Le Dr David Hubel a marqué l'histoire scientifique en découvrant, avec son collègue Torsten Wiesel, les mécanismes du cerveau visuel.

Pendant longtemps, les scientifiques ont cru que le cerveau fonctionnait comme un écran de cinéma: les images qu'il captait étaient une projection directe de ce que l'oeil voyait. C'était avant les travaux novateurs de David Hubel, qui s'est éteint le 22 septembre dernier à l'âge de 87 ans. Avec Torsten Wiesel, son partenaire de recherche, il a découvert que le cerveau agissait plutôt comme un microprocesseur, déconstruisant et réassemblant les détails d'une image pour en faire une scène visuelle. Les fruits de leur recherche leur ont valu le prix Nobel de physiologie ou médecine en 1981.
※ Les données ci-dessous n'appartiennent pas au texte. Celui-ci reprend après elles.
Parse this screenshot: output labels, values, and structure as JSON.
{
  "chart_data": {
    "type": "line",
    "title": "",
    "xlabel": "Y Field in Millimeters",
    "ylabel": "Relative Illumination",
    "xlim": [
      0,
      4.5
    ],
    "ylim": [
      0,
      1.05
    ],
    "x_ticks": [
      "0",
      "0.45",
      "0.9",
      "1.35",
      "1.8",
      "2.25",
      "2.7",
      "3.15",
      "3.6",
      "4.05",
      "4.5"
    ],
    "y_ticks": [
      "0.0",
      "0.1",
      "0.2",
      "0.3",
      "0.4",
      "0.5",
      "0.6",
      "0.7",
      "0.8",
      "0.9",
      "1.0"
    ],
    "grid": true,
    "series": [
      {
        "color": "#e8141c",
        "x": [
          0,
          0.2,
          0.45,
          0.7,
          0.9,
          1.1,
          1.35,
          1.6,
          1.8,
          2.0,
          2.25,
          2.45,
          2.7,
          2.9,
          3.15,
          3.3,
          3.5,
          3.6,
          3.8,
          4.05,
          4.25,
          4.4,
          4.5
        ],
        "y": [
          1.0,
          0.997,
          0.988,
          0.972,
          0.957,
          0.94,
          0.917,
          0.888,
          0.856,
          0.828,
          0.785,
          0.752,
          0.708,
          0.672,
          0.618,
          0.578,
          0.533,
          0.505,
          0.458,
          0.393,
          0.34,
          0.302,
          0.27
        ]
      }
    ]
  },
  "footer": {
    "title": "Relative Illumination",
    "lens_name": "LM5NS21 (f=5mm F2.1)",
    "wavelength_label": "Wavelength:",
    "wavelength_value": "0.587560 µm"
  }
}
Né en 1926 à Windsor, David Hubel a déménagé à Montréal à l'âge de 3 ans. Il y a fait toute sa scolarité, entre autres à l'Université McGill où il a étudié en mathématiques et en physique. Son diplôme en poche, il décide de s'inscrire sur un coup de tête en médecine. «À mon grand effroi, j'ai été accepté», a-t-il écrit dans son résumé biographique de lauréat du prix Nobel.
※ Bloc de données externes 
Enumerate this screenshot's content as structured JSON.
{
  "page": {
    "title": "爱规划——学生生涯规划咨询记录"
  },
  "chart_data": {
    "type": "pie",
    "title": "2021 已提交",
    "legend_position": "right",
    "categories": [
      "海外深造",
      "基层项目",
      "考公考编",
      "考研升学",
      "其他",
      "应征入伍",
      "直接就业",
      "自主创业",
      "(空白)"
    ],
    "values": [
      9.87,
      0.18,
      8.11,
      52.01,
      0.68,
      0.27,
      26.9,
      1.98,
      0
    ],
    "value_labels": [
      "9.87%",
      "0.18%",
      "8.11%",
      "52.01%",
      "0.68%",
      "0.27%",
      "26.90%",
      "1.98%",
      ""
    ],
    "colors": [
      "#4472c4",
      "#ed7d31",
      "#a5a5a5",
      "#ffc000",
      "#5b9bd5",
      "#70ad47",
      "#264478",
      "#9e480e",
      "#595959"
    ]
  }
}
En 1950, David Hubel a fait sa résidence à l'Institut neurologique de Montréal (INM) où il s'est lié d'amitié avec un autre stagiaire, William Feindel. «Il était fort sympathique, affichait une grande curiosité d'esprit et remettait souvent en question ce qu'on nous apprenait», se rappelle le Dr Feindel, 95 ans, imminent neurochirurgien et directeur émérite de l'INM. Les deux jeunes médecins avaient alors l'habitude de se réunir tard le soir au dernier étage de l'hôpital pour jouer de la musique, Feindel au violon et Hubel à la flûte. Jusqu'à sa mort, le chercheur a cultivé cette passion pour la musique. Plus tôt cette année, il s'était mis au hautbois.

Un tandem estimé

À la fin des années 50, le Dr Hubel fait la connaissance de Torsten Wiesel, un psychiatre suédois. Tous deux sont recrutés par la faculté de médecine de l'Université Harvard. Au cours des 25 années suivantes, ils forment l'un des tandems les plus prolifiques et admirés du monde scientifique. Leurs travaux ont permis de comprendre l'organisation modulaire du cortex visuel et contribué à l'émergence de l'électrophysiologie visuelle.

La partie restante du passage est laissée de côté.